Cuando su planteó la sucesión entre sus hijos, ya no vivía Alfonso, heredero nacido de su primer matrimonio. En 1262 dictó su testamento, en el que dividió la herencia entre sus hijos. Pedro heredó Cataluña, Aragón y Valencia; Jaime recibió Mallorca, Rosellón y Cerdaña y el señorío de Montpellier. Este reparto provocó problemas y luchas entre sus hijos. Lo cierto es que la decisión de dividir la herencia del reino no fue acertada. Pero no podía tomar otra resolución siguiendo las leyes y la tradición de la época. Esto muestra lo difícil que es suceder a un líder y a un gran conquistador.
El gobierno y el cambio generacional
Jaime I también enseña que, además de cualidades personales, de poseer la dignidad real, es necesario gobernar siguiendo el dictado de la conciencia, poniendo en juego las virtudes de un gobernante y asumiendo las funciones del cargo y de la posición que se ocupan con decisión, responsabilidad y sabiduría.

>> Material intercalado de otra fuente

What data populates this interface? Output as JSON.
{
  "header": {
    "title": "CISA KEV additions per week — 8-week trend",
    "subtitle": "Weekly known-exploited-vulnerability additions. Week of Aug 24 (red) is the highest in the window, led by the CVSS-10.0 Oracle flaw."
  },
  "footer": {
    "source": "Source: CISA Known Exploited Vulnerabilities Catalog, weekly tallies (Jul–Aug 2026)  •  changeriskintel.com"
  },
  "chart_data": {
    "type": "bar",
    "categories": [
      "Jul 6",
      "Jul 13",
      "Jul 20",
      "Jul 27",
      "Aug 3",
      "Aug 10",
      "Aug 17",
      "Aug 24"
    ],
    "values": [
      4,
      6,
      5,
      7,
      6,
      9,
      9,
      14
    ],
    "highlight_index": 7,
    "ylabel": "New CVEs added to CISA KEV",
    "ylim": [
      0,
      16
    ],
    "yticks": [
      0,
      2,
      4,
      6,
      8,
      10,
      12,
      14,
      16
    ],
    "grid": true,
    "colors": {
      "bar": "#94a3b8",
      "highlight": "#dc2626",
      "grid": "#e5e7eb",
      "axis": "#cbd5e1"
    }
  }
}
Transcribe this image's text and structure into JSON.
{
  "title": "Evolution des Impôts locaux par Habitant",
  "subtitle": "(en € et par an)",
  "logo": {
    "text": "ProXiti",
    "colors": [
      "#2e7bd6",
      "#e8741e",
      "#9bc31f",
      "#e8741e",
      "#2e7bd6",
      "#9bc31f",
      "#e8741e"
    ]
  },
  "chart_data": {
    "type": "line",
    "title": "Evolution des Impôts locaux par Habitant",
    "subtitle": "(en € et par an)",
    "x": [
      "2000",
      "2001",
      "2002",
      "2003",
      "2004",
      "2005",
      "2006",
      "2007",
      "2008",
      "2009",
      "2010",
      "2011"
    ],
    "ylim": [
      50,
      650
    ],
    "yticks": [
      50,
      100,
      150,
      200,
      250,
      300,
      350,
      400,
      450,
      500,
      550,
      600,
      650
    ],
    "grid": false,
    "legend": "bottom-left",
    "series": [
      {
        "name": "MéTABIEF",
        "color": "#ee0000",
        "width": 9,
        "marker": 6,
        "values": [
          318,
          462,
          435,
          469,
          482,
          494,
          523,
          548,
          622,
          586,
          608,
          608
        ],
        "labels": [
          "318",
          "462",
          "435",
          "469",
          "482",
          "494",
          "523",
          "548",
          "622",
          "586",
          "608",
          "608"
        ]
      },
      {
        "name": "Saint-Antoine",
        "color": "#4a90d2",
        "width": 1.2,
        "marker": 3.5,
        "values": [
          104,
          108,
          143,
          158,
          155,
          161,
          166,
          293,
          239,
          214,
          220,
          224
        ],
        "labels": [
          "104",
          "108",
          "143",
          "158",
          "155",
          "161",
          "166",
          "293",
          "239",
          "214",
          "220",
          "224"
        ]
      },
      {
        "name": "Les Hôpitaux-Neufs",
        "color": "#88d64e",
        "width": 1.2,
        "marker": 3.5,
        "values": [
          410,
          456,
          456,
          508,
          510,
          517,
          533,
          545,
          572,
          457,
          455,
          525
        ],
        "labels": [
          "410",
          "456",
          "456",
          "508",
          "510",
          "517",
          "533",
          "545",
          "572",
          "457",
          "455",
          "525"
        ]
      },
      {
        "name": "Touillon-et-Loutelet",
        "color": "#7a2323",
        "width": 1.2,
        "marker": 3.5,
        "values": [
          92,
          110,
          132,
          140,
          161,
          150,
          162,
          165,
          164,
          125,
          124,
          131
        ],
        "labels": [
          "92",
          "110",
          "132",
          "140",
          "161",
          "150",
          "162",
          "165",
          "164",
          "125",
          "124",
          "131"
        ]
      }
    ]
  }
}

Un largo reinado debería servir para que el titular del mismo se planeara con frecuencia, sobre todo cuando hubiera rebasado una edad en la que otros han muerto. Jaime I actuó correctamente con una idea fundamental: garantizar la continuidad de su empresa y de su dinastía. Escribió su testamento catorce años antes de morir, lo que muestra una cierta previsión y sus deseos de mantener el reino en manos de sus sucesores.
Por otra parte, supo aprender de los errores y no empeñarse en conseguir aquello que quería generando problemas y quizá usando muchos medios que serían necesarios para otras empresas. El fracaso de la cruzada le convenció cuando ya era sexagenario de la necesidad de concentrar su atención en sus dominios y la organización de su reino.
Jaime I el Conquistador, con sus aciertos y con sus errores, fue un gran rey que asumió las exigencias de la corona en todo momento, que buscó siempre lo mejor para sus súbditos y trató de garantizar la continuidad de su obra.
Salvador Rus, Profesor de Historia del Pensamiento y Director de la Cátedra de Empresa Familiar de la Universidad de León.